Fast and Cost - Efficient: It is significantly faster and more cost - efficient, making it suitable for various scenarios.
Apache - Licensed: With Apache - licensed weights, it can be freely deployed in production environments and personal projects.
Data: Kokoro was trained exclusively on permissive/non - copyrighted audio data and IPA phoneme labels. Examples of permissive/non - copyrighted audio include:
Public domain audio
Audio licensed under Apache, MIT, etc
Synthetic audio[1] generated by closed[2] TTS models from large providers
[1] https://copyright.gov/ai/ai_policy_guidance.pdf
[2] No synthetic audio from open TTS models or "custom voice clones"

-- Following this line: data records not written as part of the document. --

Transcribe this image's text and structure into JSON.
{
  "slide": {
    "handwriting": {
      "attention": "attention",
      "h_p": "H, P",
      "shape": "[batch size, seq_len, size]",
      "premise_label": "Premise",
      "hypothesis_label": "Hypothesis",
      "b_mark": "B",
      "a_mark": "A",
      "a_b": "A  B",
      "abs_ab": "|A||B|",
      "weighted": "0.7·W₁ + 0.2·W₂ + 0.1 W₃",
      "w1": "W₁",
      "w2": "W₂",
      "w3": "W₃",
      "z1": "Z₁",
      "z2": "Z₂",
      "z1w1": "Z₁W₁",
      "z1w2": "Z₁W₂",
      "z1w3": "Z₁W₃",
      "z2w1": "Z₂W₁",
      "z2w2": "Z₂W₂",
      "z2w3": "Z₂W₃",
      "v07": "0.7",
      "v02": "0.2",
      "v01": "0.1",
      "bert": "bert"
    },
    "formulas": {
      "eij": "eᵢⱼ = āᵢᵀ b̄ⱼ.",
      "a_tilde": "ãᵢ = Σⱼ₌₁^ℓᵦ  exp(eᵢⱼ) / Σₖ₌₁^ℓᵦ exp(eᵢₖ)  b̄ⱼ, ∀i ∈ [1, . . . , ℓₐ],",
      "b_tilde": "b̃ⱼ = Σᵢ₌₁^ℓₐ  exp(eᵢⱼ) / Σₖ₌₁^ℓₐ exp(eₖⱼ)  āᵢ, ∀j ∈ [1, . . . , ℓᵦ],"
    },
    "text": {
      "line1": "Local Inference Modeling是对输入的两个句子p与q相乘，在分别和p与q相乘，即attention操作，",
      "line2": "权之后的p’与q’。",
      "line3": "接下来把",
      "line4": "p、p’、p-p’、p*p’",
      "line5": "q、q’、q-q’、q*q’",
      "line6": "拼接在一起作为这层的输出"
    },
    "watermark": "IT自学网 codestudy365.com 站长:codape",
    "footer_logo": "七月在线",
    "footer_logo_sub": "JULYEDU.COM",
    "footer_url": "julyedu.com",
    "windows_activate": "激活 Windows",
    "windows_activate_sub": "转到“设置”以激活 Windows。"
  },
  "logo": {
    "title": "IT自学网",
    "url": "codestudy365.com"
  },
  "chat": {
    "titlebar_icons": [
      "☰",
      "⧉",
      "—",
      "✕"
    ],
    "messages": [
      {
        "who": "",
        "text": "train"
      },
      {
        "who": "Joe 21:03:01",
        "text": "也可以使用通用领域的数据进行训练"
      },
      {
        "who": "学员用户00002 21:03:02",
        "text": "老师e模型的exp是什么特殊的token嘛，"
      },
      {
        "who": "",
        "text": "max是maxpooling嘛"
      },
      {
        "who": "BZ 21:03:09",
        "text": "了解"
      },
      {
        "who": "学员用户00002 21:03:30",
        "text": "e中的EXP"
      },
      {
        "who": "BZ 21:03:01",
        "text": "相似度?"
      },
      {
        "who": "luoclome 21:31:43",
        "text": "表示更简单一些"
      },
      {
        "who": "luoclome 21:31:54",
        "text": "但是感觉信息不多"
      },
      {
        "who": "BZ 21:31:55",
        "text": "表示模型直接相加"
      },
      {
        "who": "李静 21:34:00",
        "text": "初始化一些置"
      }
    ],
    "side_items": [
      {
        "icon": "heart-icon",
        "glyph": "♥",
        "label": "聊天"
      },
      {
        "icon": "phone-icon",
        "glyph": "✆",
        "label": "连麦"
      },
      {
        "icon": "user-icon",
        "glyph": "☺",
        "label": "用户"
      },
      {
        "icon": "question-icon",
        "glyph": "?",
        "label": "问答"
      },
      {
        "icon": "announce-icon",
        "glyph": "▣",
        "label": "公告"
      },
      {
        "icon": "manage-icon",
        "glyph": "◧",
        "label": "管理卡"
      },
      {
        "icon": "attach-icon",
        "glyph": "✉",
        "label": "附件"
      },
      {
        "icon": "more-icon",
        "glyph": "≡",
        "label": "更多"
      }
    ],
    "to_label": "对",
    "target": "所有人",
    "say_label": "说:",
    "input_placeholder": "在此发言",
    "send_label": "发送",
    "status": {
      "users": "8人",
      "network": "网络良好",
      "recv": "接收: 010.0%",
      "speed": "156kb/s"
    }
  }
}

Total Dataset Size: A few hundred hours of audio
Total Training Cost: About $1000 for 1000 hours of A100 80GB vRAM
Creative Commons Attribution
The following CC BY audio was part of the dataset used to train Kokoro v1.0.
This is an Apache - licensed model, and Kokoro has been deployed in numerous projects and commercial APIs. We welcome the deployment of the model in real use cases.
⚠️ Caution
Fake websites like kokorottsai_com (snapshot: https://archive.ph/nRRnk) and kokorotts_net (snapshot: https://archive.ph/60opa) are likely scams masquerading under the banner of a popular model.
Any website containing "kokoro" in its root domain (e.g. kokorottsai_com, kokorotts_net) is NOT owned by and NOT affiliated with this model page or its author, and attempts to imply otherwise are red flags.